The second cycle differs from the standard pattern because the two down-legs of the bear phase were combined in one Great Crash and Depression. Nevertheless the 1932-1937 bull market has similar characteristics to a secondary peak. Economic activity recovered to its 1929 peak, but the stock market did not. Now conservatively stated, company profits fell -20% short. Now on lower valuations, share prices fell -45% short.
In the third cycle, there was a mild recession before shares rose to their secondary peak at the beginning of 1973. While this was +13% higher in nominal terms, inflation was accelerating, so in real terms it was -8% lower. Market breadth was poor as performance was concentrated in a narrow group of Nifty Fifty growth stocks, while the Value Line index only recovered to two thirds of its initial peak. Once again there was a residential real estate boom.
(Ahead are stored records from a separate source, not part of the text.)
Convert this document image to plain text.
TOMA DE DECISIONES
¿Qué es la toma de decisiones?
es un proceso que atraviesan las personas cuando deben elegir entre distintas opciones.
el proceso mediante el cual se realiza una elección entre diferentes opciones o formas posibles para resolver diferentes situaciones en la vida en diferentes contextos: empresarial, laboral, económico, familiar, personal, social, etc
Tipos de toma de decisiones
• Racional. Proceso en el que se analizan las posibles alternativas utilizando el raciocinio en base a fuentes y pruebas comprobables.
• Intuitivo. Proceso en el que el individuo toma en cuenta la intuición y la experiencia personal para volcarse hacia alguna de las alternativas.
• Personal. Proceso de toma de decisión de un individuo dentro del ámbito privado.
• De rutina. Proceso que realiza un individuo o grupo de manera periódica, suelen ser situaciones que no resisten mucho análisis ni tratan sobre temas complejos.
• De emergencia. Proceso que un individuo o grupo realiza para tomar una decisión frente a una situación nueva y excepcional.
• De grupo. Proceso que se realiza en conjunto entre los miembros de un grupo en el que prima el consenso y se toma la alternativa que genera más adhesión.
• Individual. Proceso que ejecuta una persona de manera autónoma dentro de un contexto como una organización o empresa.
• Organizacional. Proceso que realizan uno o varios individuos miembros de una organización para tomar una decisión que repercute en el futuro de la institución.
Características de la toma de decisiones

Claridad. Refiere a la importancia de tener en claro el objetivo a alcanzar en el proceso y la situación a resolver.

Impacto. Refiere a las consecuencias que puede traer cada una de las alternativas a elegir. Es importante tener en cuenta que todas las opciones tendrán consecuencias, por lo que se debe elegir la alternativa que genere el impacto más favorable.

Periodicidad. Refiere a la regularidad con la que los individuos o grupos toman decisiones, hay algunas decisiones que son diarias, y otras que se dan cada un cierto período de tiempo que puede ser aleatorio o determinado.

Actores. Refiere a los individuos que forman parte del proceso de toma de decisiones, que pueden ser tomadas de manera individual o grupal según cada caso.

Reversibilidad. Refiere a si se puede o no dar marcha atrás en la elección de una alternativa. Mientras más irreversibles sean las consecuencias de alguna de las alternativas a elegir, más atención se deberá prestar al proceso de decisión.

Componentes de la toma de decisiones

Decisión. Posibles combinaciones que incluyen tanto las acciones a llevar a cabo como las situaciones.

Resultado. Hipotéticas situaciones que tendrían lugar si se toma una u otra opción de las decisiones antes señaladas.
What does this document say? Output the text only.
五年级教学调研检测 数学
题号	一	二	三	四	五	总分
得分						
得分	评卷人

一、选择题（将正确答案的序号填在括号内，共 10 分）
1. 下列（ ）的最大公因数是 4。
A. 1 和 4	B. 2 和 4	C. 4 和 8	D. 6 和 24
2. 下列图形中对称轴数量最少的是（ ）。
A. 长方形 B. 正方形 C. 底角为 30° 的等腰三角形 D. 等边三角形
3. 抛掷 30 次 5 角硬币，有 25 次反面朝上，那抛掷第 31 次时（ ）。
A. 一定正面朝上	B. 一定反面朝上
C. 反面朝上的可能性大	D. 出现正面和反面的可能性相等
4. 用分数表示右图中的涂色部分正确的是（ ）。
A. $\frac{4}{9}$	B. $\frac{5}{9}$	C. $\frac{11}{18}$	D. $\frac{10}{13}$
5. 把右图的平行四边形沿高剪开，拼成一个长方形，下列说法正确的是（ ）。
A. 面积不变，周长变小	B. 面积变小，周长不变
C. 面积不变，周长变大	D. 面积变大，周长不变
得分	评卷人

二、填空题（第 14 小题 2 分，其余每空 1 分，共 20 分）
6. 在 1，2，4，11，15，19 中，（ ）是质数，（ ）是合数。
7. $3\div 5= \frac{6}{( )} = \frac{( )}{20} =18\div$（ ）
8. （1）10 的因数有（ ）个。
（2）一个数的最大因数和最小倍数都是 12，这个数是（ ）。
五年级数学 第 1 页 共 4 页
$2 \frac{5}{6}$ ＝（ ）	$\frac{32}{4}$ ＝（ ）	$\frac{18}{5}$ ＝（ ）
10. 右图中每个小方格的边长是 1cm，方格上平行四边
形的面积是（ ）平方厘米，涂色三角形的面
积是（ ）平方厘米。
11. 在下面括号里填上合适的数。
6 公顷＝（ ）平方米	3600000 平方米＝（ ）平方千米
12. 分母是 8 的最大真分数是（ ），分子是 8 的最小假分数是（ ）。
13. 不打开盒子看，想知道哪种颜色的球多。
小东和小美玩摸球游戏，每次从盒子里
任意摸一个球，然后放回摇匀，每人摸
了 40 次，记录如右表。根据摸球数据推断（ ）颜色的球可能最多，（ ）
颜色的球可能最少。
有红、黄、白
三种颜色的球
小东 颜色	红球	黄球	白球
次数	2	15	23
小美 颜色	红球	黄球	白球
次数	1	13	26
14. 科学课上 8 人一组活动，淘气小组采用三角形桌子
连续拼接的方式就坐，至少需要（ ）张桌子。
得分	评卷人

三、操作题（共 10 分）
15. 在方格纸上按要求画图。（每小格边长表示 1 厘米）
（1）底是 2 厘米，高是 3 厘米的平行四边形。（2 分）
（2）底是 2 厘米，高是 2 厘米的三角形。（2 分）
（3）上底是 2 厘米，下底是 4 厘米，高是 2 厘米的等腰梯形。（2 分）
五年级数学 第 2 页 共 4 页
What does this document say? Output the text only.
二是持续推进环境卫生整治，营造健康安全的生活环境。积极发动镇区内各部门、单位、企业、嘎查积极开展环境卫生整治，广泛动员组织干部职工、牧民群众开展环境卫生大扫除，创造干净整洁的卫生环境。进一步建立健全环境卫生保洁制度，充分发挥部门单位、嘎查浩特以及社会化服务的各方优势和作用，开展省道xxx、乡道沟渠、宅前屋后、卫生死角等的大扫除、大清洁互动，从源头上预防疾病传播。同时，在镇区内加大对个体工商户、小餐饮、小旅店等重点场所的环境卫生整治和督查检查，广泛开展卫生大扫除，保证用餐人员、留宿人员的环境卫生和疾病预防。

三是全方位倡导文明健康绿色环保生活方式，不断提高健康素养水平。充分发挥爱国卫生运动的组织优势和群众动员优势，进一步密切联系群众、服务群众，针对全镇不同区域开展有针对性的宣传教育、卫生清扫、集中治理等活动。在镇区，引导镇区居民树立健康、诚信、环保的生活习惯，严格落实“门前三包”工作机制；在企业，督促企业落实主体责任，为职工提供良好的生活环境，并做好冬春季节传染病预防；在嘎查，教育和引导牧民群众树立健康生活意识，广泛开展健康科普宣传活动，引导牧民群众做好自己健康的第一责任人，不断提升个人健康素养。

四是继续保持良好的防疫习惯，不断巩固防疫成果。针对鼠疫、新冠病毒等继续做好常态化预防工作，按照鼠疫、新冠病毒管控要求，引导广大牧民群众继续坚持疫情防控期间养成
Similarly in the current cycle, there was a mild recession before shares rose to their secondary peak in 2007 which equalled the first peak. While profits soared +60% higher than the previous peak, share prices only equalled that peak as last time round. Instead investment fashions turned to bonds and real estate, in which a bubble developed. Again there was a real estate boom.
While the latest +82% rise falls substantially short of the +126% rise on average in the previous three cycles, that average is inflated by the near tripling of shares after the Depression. On average these up-legs lasted 3.7 years, so the 4.6 years of the latest phase is modestly longer than average.